We are looking at it for our business of course, but during a recent seminar on the CPA my mind began to wonder to the Church whose task is to encourage the purchase of property in heaven (“setting up treasure in heaven” is how the guide-book puts it).

The problem is that the property is not clearly defined. The book of Revelation describes a city whereas in John 14:2 we read, “In My Father’s house are many mansions…. I go to prepare a place for you.” But there is ambiguity about what the consumer is actually getting. Some translate the word as “mansions”, others as “rooms” while others just call them “dwelling places”. Eugene Peterson (The Message) throws it wide open in his translation: “There is plenty of room for you in my Father’s home.” I mean, what sort of room? Standing room? A place to sit?

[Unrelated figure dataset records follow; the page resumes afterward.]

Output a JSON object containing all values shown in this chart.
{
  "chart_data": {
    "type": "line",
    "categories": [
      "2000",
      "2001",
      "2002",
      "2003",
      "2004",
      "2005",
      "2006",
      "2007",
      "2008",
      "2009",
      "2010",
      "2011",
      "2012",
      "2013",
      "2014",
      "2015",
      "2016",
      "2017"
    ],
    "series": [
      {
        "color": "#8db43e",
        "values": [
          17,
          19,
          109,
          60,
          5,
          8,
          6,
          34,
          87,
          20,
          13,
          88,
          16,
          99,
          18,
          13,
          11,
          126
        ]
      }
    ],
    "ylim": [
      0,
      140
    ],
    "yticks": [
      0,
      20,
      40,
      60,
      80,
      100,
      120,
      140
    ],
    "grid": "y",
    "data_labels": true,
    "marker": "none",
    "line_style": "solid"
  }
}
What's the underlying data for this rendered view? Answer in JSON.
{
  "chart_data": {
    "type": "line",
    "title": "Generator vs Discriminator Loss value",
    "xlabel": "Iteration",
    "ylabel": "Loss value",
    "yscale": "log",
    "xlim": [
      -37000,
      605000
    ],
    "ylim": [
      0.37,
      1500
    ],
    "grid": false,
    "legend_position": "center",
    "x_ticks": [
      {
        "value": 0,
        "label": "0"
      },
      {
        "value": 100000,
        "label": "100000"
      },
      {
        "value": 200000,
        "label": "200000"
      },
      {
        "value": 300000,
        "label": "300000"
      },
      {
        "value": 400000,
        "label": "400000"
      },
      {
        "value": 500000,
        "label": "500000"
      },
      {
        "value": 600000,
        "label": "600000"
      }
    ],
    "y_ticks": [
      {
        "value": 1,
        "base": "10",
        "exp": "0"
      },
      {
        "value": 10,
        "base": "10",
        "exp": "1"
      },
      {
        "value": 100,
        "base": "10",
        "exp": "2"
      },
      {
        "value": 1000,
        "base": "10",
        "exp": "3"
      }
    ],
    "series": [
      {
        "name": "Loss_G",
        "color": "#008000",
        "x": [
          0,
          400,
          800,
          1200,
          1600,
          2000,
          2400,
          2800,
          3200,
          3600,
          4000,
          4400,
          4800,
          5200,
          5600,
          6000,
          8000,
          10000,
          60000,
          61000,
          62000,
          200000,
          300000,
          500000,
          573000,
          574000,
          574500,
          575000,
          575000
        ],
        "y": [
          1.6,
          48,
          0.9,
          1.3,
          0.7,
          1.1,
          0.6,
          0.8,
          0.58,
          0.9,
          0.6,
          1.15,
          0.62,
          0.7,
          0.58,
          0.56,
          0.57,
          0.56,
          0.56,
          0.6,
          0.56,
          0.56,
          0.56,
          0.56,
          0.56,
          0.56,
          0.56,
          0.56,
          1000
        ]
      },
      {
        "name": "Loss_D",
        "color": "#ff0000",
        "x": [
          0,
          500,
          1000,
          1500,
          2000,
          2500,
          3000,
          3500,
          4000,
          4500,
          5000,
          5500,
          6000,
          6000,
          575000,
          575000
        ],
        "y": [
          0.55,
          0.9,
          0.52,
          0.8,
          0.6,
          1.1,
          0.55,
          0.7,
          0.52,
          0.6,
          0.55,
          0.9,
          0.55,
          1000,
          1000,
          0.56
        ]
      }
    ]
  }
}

It’s important to know these things because, being part of the supply chain, we are the ones who are likely to be targeted. The Owner of the property is beyond the reach of the courts.

The CPA also requires us to be clear about whether we are offering a product or a service. Some churches are clearly into products, with promises of wealth, new cars, and happiness here on earth but I haven’t heard of these offers being made in the poverty-stricken townships around South Africa. Perhaps that’s just the type of sales pitch from which the CPA is trying to protect us. Others focus very heavily on the riches and property in heaven part. But, as already stated, we simply don’t have the brochures or detailed descriptions.

I would suggest that our real offering is neither a product nor a service; it’s a relationship. A service is something one provides to a customer and, when that customer has what he or she paid for, one moves on to the next. A service in other words, like a product, has its limits. We can always explain those limits to the Ombudsman or the Commissioner and point out the relevant paragraph (fine print is no longer allowed) in our brochures. If we stick to the Ten Commandments we can clearly and unambiguously say, “I did not murder him, your Honour, or steal or covet his new Lamborghini.” But a relationship, unconditional love? There are no protective limits there. What if our neighbour wants more than we are ready or willing to give? What if the poor and the sick and the needy come knocking on our door because we advertised love and care and compassion? “Well, you see, that’s not quite what I meant” doesn’t work under the CPA.

The Ten Commandments and other such lists give us security. We know what is expected of us and, when we’re done, we can go home. But Jesus said, “Love your neighbour as you love yourself” and, “Love one another as I have loved you.” What? Without limits?